Ponctuée de meubles de la collection, sur lesquels on peut s’asseoir, et d’une débauche de vitrines anciennes, l’exposition dialogue avec le lieu, qu’elle éclaire. « J’ai placé mon curseur du côté de la sensibilité et des émotions plutôt que de celui du savoir. On ne va pas au concert pour apprendre l’histoire de la musique », reprend ce conservateur savant. Dès l’entrée, dans une haute vitrine, une série d’objets annonce la tonalité de la collection à travers une suite de miniatures dans un esprit très genevois.
MILLE HISTOIRES DES ARTS
Puis le parcours commence dans les grandes salles en une vingtaine de chapitres.
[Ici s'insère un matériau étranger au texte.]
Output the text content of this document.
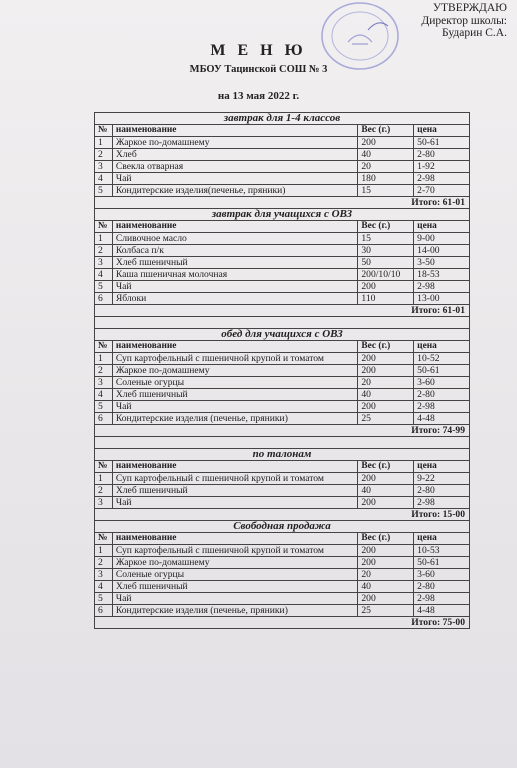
УТВЕРЖДАЮ
Директор школы:
Бударин С.А.
М Е Н Ю
МБОУ Тацинской СОШ № 3
на 13 мая 2022 г.
завтрак для 1-4 классов			
№	наименование	Вес (г.)	цена
1	Жаркое по-домашнему	200	50-61
2	Хлеб	40	2-80
3	Свекла отварная	20	1-92
4	Чай	180	2-98
5	Кондитерские изделия(печенье, пряники)	15	2-70
Итого: 61-01			
завтрак для учащихся с ОВЗ			
№	наименование	Вес (г.)	цена
1	Сливочное масло	15	9-00
2	Колбаса п/к	30	14-00
3	Хлеб пшеничный	50	3-50
4	Каша пшеничная молочная	200/10/10	18-53
5	Чай	200	2-98
6	Яблоки	110	13-00
Итого: 61-01			

обед для учащихся с ОВЗ			
№	наименование	Вес (г.)	цена
1	Суп картофельный с пшеничной крупой и томатом	200	10-52
2	Жаркое по-домашнему	200	50-61
3	Соленые огурцы	20	3-60
4	Хлеб пшеничный	40	2-80
5	Чай	200	2-98
6	Кондитерские изделия (печенье, пряники)	25	4-48
Итого: 74-99			

по талонам			
№	наименование	Вес (г.)	цена
1	Суп картофельный с пшеничной крупой и томатом	200	9-22
2	Хлеб пшеничный	40	2-80
3	Чай	200	2-98
Итого: 15-00			
Свободная продажа			
№	наименование	Вес (г.)	цена
1	Суп картофельный с пшеничной крупой и томатом	200	10-53
2	Жаркое по-домашнему	200	50-61
3	Соленые огурцы	20	3-60
4	Хлеб пшеничный	40	2-80
5	Чай	200	2-98
6	Кондитерские изделия (печенье, пряники)	25	4-48
Итого: 75-00			
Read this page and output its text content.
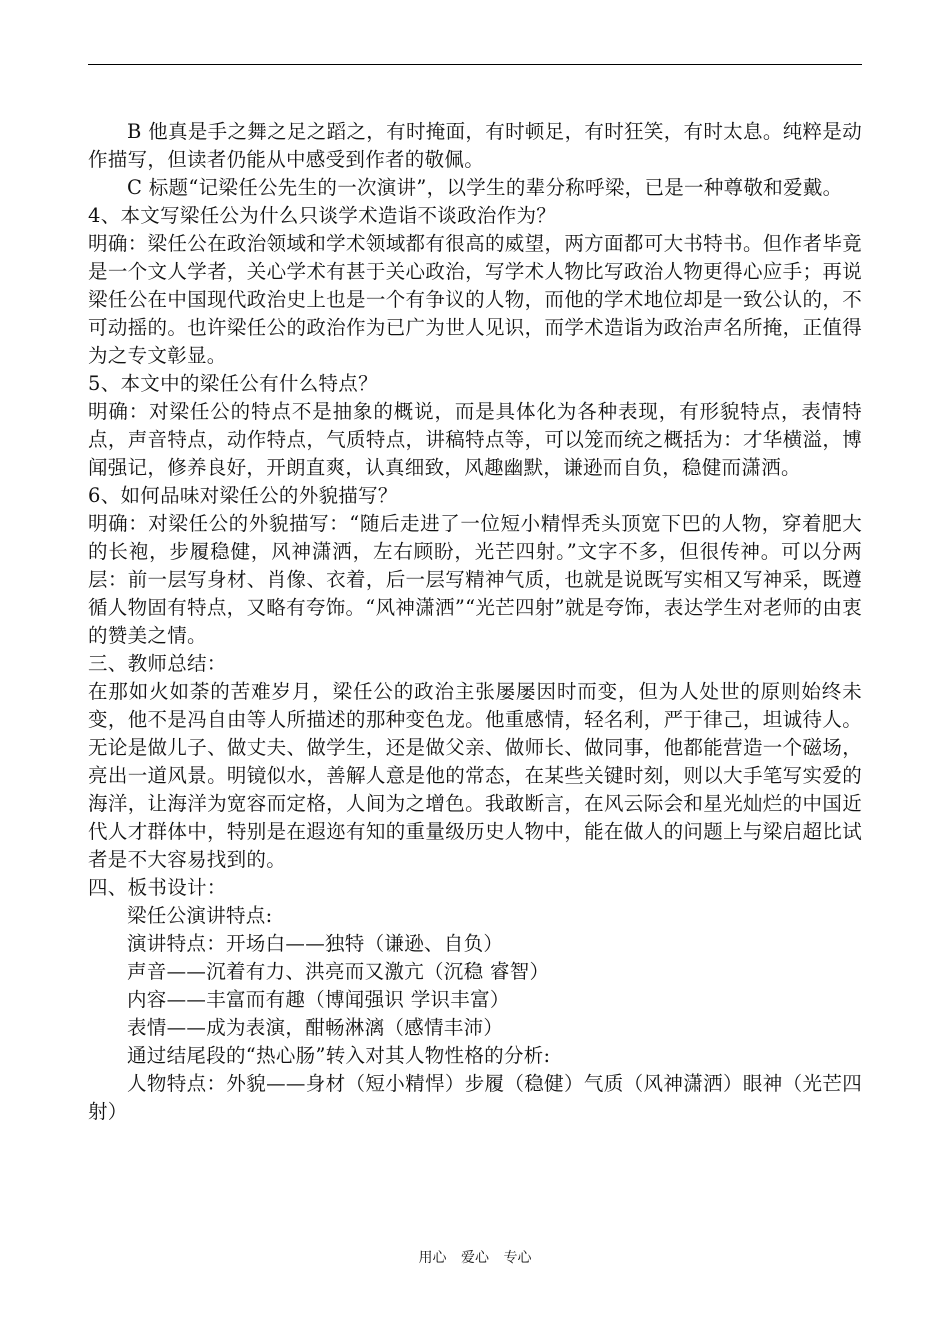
B 他真是手之舞之足之蹈之，有时掩面，有时顿足，有时狂笑，有时太息。纯粹是动作描写，但读者仍能从中感受到作者的敬佩。

C 标题“记梁任公先生的一次演讲”，以学生的辈分称呼梁，已是一种尊敬和爱戴。

4、本文写梁任公为什么只谈学术造诣不谈政治作为？

明确：梁任公在政治领域和学术领域都有很高的威望，两方面都可大书特书。但作者毕竟是一个文人学者，关心学术有甚于关心政治，写学术人物比写政治人物更得心应手；再说梁任公在中国现代政治史上也是一个有争议的人物，而他的学术地位却是一致公认的，不可动摇的。也许梁任公的政治作为已广为世人见识，而学术造诣为政治声名所掩，正值得为之专文彰显。

5、本文中的梁任公有什么特点？

明确：对梁任公的特点不是抽象的概说，而是具体化为各种表现，有形貌特点，表情特点，声音特点，动作特点，气质特点，讲稿特点等，可以笼而统之概括为：才华横溢，博闻强记，修养良好，开朗直爽，认真细致，风趣幽默，谦逊而自负，稳健而潇洒。

6、如何品味对梁任公的外貌描写？

明确：对梁任公的外貌描写：“随后走进了一位短小精悍秃头顶宽下巴的人物，穿着肥大的长袍，步履稳健，风神潇洒，左右顾盼，光芒四射。”文字不多，但很传神。可以分两层：前一层写身材、肖像、衣着，后一层写精神气质，也就是说既写实相又写神采，既遵循人物固有特点，又略有夸饰。“风神潇洒”“光芒四射”就是夸饰，表达学生对老师的由衷的赞美之情。

三、教师总结：

在那如火如荼的苦难岁月，梁任公的政治主张屡屡因时而变，但为人处世的原则始终未变，他不是冯自由等人所描述的那种变色龙。他重感情，轻名利，严于律己，坦诚待人。无论是做儿子、做丈夫、做学生，还是做父亲、做师长、做同事，他都能营造一个磁场，亮出一道风景。明镜似水，善解人意是他的常态，在某些关键时刻，则以大手笔写实爱的海洋，让海洋为宽容而定格，人间为之增色。我敢断言，在风云际会和星光灿烂的中国近代人才群体中，特别是在遐迩有知的重量级历史人物中，能在做人的问题上与梁启超比试者是不大容易找到的。

四、板书设计：

梁任公演讲特点:

演讲特点：开场白——独特（谦逊、自负）

声音——沉着有力、洪亮而又激亢（沉稳 睿智）

内容——丰富而有趣（博闻强识 学识丰富）

表情——成为表演，酣畅淋漓（感情丰沛）

通过结尾段的“热心肠”转入对其人物性格的分析:

人物特点：外貌——身材（短小精悍）步履（稳健）气质（风神潇洒）眼神（光芒四射）

用心 爱心 专心
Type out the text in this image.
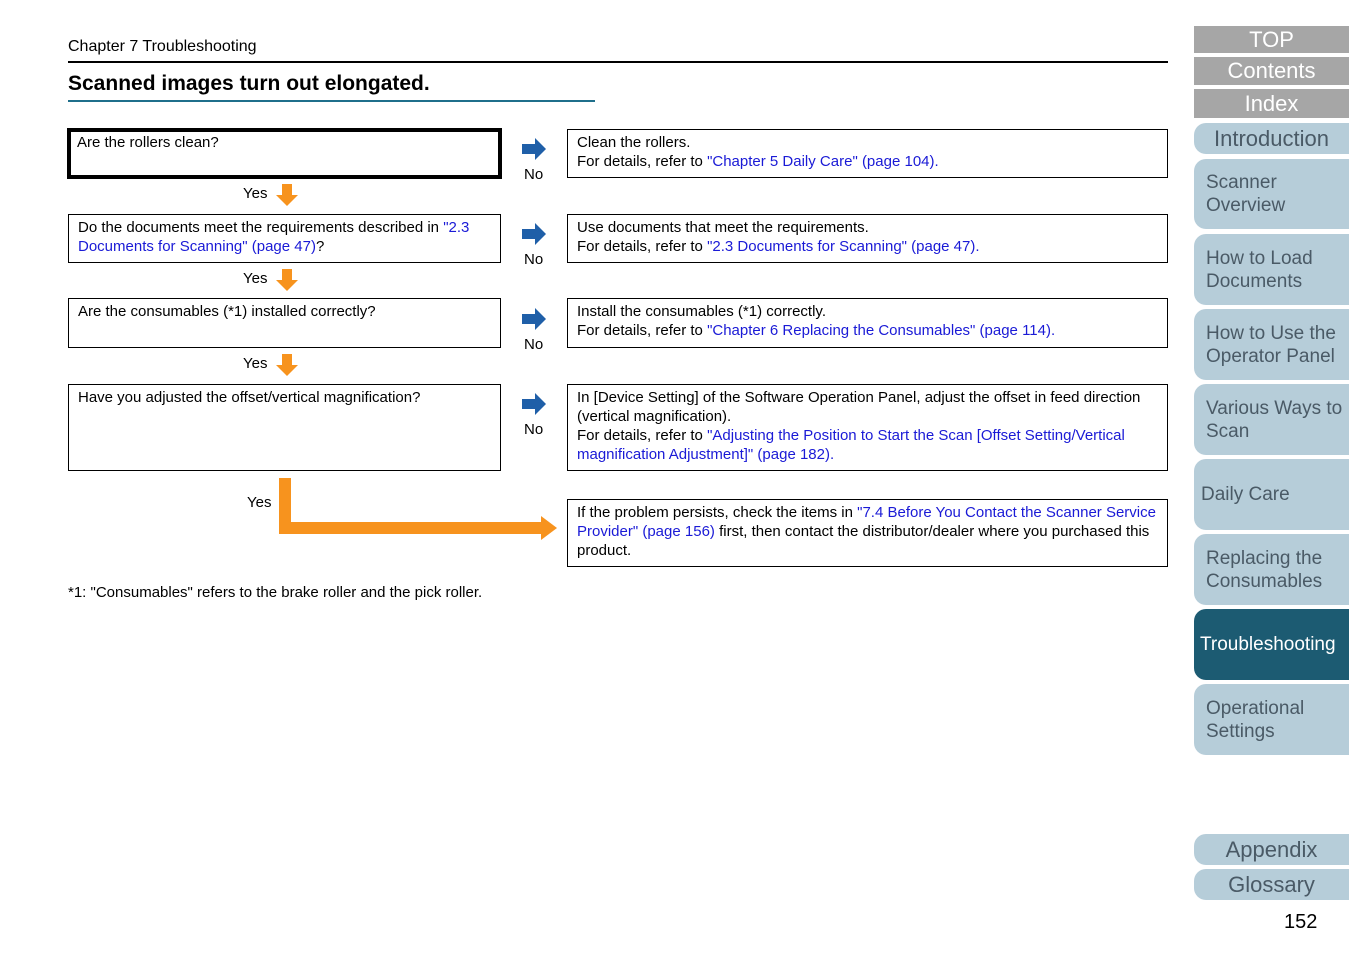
Chapter 7 Troubleshooting
Scanned images turn out elongated.
Are the rollers clean?
No
Clean the rollers.
For details, refer to "Chapter 5 Daily Care" (page 104).
Yes
Do the documents meet the requirements described in "2.3 Documents for Scanning" (page 47)?
No
Use documents that meet the requirements.
For details, refer to "2.3 Documents for Scanning" (page 47).
Yes
Are the consumables (*1) installed correctly?
No
Install the consumables (*1) correctly.
For details, refer to "Chapter 6 Replacing the Consumables" (page 114).
Yes
Have you adjusted the offset/vertical magnification?
No
In [Device Setting] of the Software Operation Panel, adjust the offset in feed direction (vertical magnification).
For details, refer to "Adjusting the Position to Start the Scan [Offset Setting/Vertical magnification Adjustment]" (page 182).
Yes
If the problem persists, check the items in "7.4 Before You Contact the Scanner Service Provider" (page 156) first, then contact the distributor/dealer where you purchased this product.
*1: "Consumables" refers to the brake roller and the pick roller.
TOP
Contents
Index
Introduction
Scanner Overview
How to Load Documents
How to Use the Operator Panel
Various Ways to Scan
Daily Care
Replacing the Consumables
Troubleshooting
Operational Settings
Appendix
Glossary
152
Le premier s’intitule « De la croix au globe »... C’est un homme de Vitruve qui donne le la : « La croix structure toute la pensée occidentale depuis la chrétienté », observe Jean-Hubert Martin. On découvre ensuite un bœuf écorché, un caftan, un masque dogon Kanaga… dont la forme est reprise par Gustave-Adolphe Hufschmid pour une étagère moderniste (1930), et puis la terre fragmentée de Richard Long… Et l’on passe au chapitre suivant qui s’ouvre par un jeu réjouissant. Il a pour titre Pris en compte, 1, 2, 3, et une, deux et trois figures par tableau… jusqu’à 12 : un éventail en douze morceaux qui se replie en un seul, pour mieux recommencer ! Construite autour de La Fontaine personnifiée de Jacques-Laurent Agasse (1837), l’un des chefs-d’œuvre du musée, la salle suivante associe à cette œuvre de merveilleux petits objets de coquillages, dont une sculpture corinthienne et une gravure de La Naissance de Vénus de Jean Patricot d’après Sandro Boticelli imprimée à la fin du XIXe siècle. Plus loin, une salle nommée « Du sein à la maternité » explore des sujets liés au féminin.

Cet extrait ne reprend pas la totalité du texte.